Additional Factors Affecting Mortgage Rates
Inflation aside, there are several other factors that can influence mortgage rates. The rates on mortgages will tend to increase as the loan amount increases. This higher fluctuation is especially true if the loan amount exceeds the established loan limits of the potential borrower. Loan limits will typically change at the beginning of each year to conform to current mortgage rate trends that have been established.
The duration of the loan may also affect mortgage rates. Shorter loans usually equate to lower mortgage rates and longer loans can cost you higher mortgage rates. Loans with a 20-year or 15-year note can let you to save thousands of dollars on mortgage rate payments.
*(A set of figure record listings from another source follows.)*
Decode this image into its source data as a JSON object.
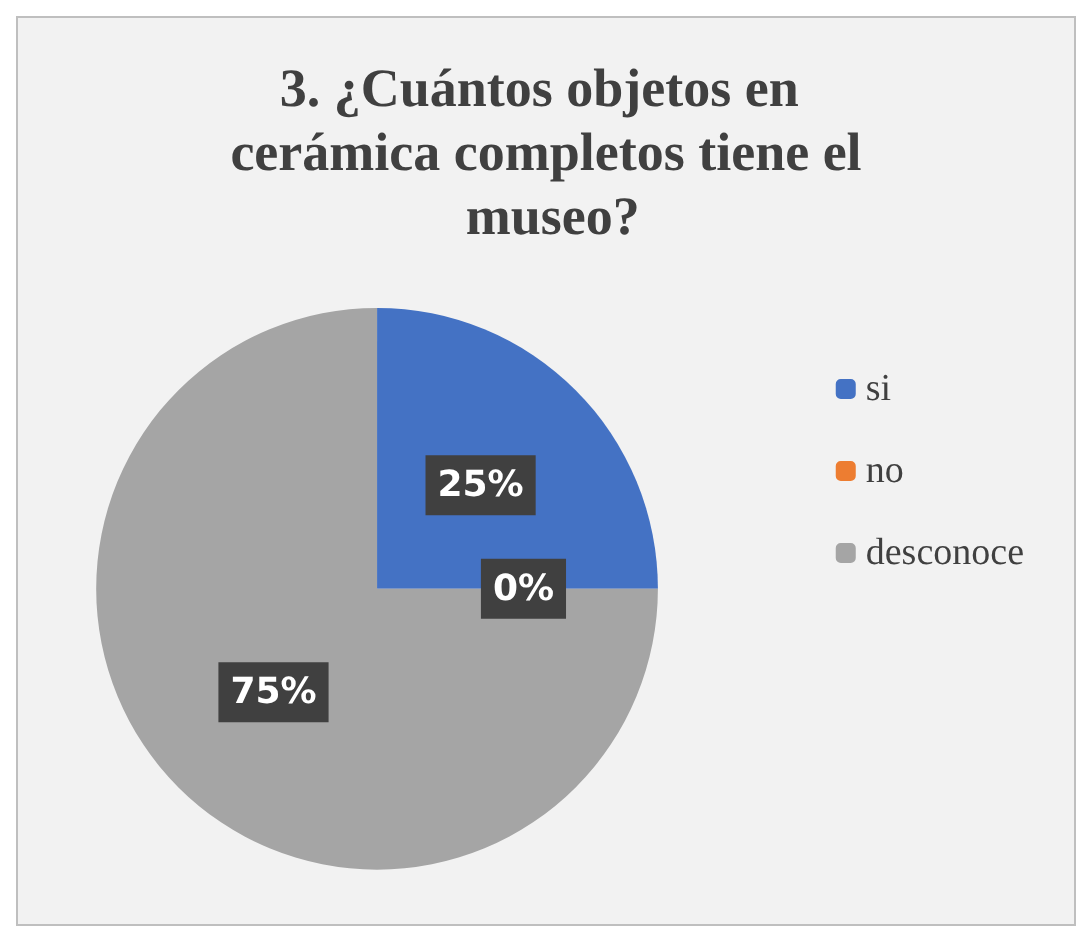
{
  "chart_data": {
    "type": "pie",
    "title": "3. ¿Cuántos objetos en cerámica completos tiene el museo?",
    "categories": [
      "si",
      "no",
      "desconoce"
    ],
    "values": [
      25,
      0,
      75
    ],
    "colors": [
      "#4472c4",
      "#ed7d31",
      "#a5a5a5"
    ],
    "value_labels": [
      "25%",
      "0%",
      "75%"
    ],
    "legend": "right"
  }
}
However, this shorter time period also means that your mortgage rate payments every month will also be much higher.
It’s possible to avoid these high payments with an adjustable mortgage rate. This plan can allow you to start out with a lower mortgage rate, but your monthly mortgage payment will increase if the current interest rates go up. Fixed mortgage rates are typically higher than adjustable rates, but they provide the opportunity to save money as interest and mortgage rates increase.
Greater down payments can help you save up on your monthly mortgage rate payments. You can get the best possible mortgage rate with a down payment that is more than 20 percent. Higher mortgage rates are typical if the down payment is less than 5 percent since the beginning equity is smaller and provides less collateral.
You may also take advantage of discount points to decrease your mortgage rates. With lower mortgage rates, higher points will be paid on your loan. The same rule can apply to closing costs, which are fees that must be paid upon purchase of a property. Higher closing costs paid to lenders results in lower mortgage rates. If you don’t want to pay all of the closing costs up front, the lender can consolidate these costs into the mortgage amount, and increase the rates in order to cover it.
The concept is quite simple. Lenders are generally willing to lower mortgage rates as long as more money is paid upfront. More money down results in lower mortgage rates. And less money down results in higher mortgage rates.